Marlene was 85 pounds soaking wet, the Snooki of her day. She wore a self-imposed uniform: a short-sleeved white button-down shirt, black fitted slacks, black rubber soled shoes, and a black apron with pockets for her order pad, pen, and a rag. Notorious for her permanently tanned skin and dyed black hair, which she wore teased inside a banana clip, her lifetime chain smoking habit gave her a quintessential hoarse voice. She wore oversized earrings, for most likely 55 years, creating stretched out earlobes, but not on purpose like the cool kids are doing nowadays. This woman understood the essence of customer service lay in the word, customer.
I recently experienced some unacceptable customer service from a mobile phone service provider and wished it was Marlene’s cigarette-singed voice on the other line, telling me, “Honey, of course, you’re right the coffee isn’t’ hot enough. I’ll get you another cup.” She would say this even if my cup was obviously steaming. She understood the few cents it cost to make me a happy customer would keep me bringing in a lot more money.
But somehow in the land of expedited technology and instant gratification, a text chat on a Website is as friendly as you get. Otherwise, you’re navigating a series of phone prompts trying to out-smart them to get an operator.

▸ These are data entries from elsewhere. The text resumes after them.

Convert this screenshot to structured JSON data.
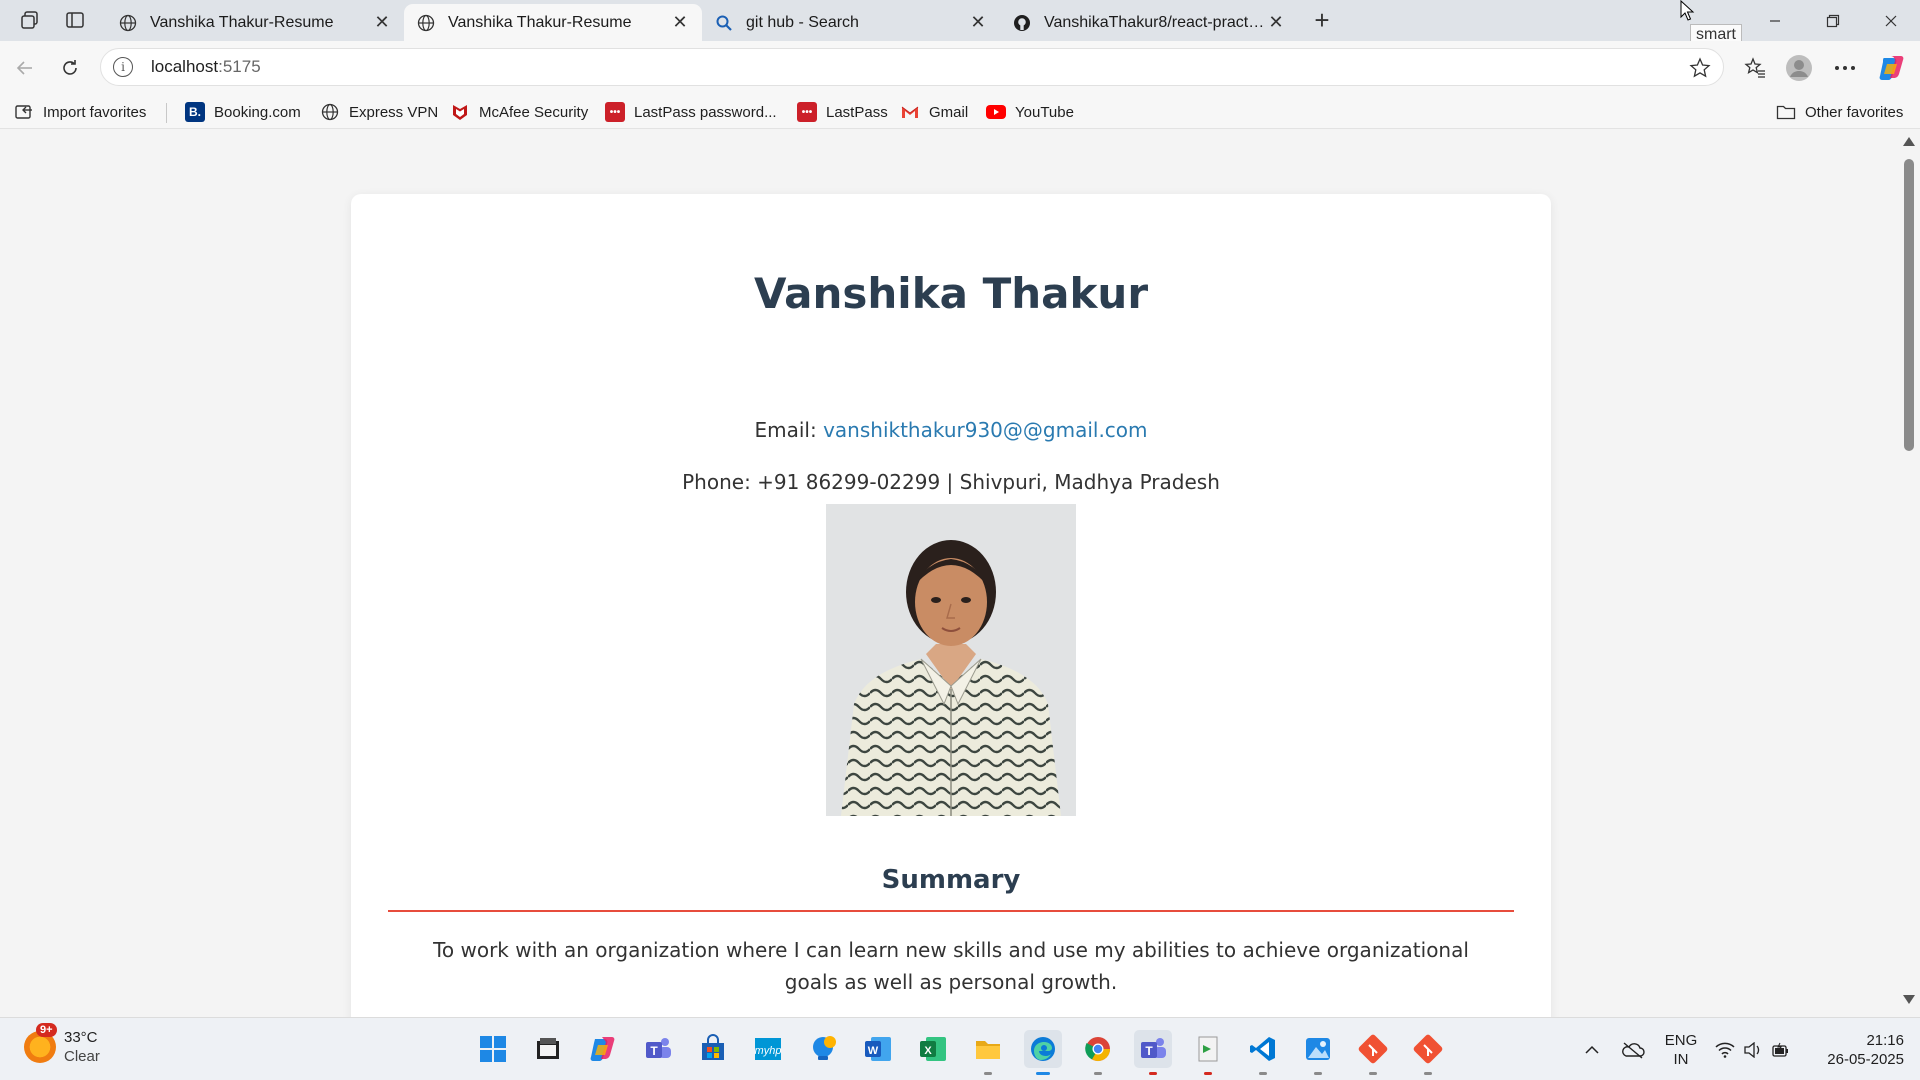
{
  "browser": {
    "tabs": [
      {
        "title": "Vanshika Thakur-Resume",
        "active": false,
        "icon": "globe-icon"
      },
      {
        "title": "Vanshika Thakur-Resume",
        "active": true,
        "icon": "globe-icon"
      },
      {
        "title": "git hub - Search",
        "active": false,
        "icon": "search-icon"
      },
      {
        "title": "VanshikaThakur8/react-practice",
        "active": false,
        "icon": "github-icon"
      }
    ],
    "tooltip": "smart",
    "address": {
      "host": "localhost",
      "port": ":5175"
    },
    "favorites": [
      {
        "label": "Import favorites",
        "icon": "import-icon"
      },
      {
        "label": "Booking.com",
        "icon": "booking-icon",
        "icon_text": "B.",
        "color": "#003580"
      },
      {
        "label": "Express VPN",
        "icon": "globe-icon"
      },
      {
        "label": "McAfee Security",
        "icon": "mcafee-icon",
        "color": "#c01818"
      },
      {
        "label": "LastPass password...",
        "icon": "lastpass-icon",
        "icon_text": "•••",
        "color": "#cc2029"
      },
      {
        "label": "LastPass",
        "icon": "lastpass-icon",
        "icon_text": "•••",
        "color": "#cc2029"
      },
      {
        "label": "Gmail",
        "icon": "gmail-icon"
      },
      {
        "label": "YouTube",
        "icon": "youtube-icon",
        "color": "#ff0000"
      }
    ],
    "other_favorites": "Other favorites"
  },
  "resume": {
    "name": "Vanshika Thakur",
    "email_label": "Email: ",
    "email": "vanshikthakur930@@gmail.com",
    "phone_line": "Phone: +91 86299-02299 | Shivpuri, Madhya Pradesh",
    "summary_title": "Summary",
    "summary_text": "To work with an organization where I can learn new skills and use my abilities to achieve organizational goals as well as personal growth.",
    "accent_color": "#e74c3c",
    "heading_color": "#2c3e50",
    "link_color": "#2a7ab0"
  },
  "taskbar": {
    "weather_badge": "9+",
    "temperature": "33°C",
    "condition": "Clear",
    "apps": [
      "start-icon",
      "file-explorer-icon",
      "copilot-icon",
      "teams-icon",
      "store-icon",
      "hp-icon",
      "tips-icon",
      "word-icon",
      "excel-icon",
      "folder-icon",
      "edge-icon",
      "chrome-icon",
      "teams-work-icon",
      "installer-icon",
      "vscode-icon",
      "photos-icon",
      "git-icon",
      "git-gui-icon"
    ],
    "lang_top": "ENG",
    "lang_bottom": "IN",
    "time": "21:16",
    "date": "26-05-2025"
  }
}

Every time I got on the phone to try to resolve my cell phone problem, I maintained my zen, channeling the “you catch more flies with honey” mentality. But with every consequent screw up, I got further exasperated. Finally, I blogged about it – and tweeted it because it’s 2016 and these are the protocols to follow if you really want to be heard. We have resigned to throwing virtual temper tantrums 140-characters at a time. Neither a kind, pleading human voice nor an angry, screaming one will yield a reaction quite as quickly as an obnoxious comment with a hashtag in front of it.
My first corporate job was at the American Management Association, where they created classes instructing managers on how to hone their customer service skills and succeed in business. Managers invested three days away from the job, listening to keynote speeches and participating in break-out groups – all to discuss customer service. It used to be that important.
My next job was at the recruitment advertising agency which owned monster.com, the career Website which used to be rich enough to buy Super Bowl commercials. The agency took a great interest in customer service and mandated we read our complimentary copies of The Nordstrom Way: The Inside Story of America’s #1 Customer Service Company. We stayed some nights until 9 pm, getting a free dinner and car service home, to engage in brainstorming meetings about the importance of our roles as Account Executives and in providing exceptional customer service to our clients. You know why? Because all the large agencies provide the same ultimate creative and media services; the difference is in the people. It’s in the smile behind the voice on the phone. It’s in meaning “my pleasure,” when you say it.
Companies: teach your employees how to service humans; arm them with the tools to listen to people not pixels on the screen in front of them. Life is not a script, adapt to the times.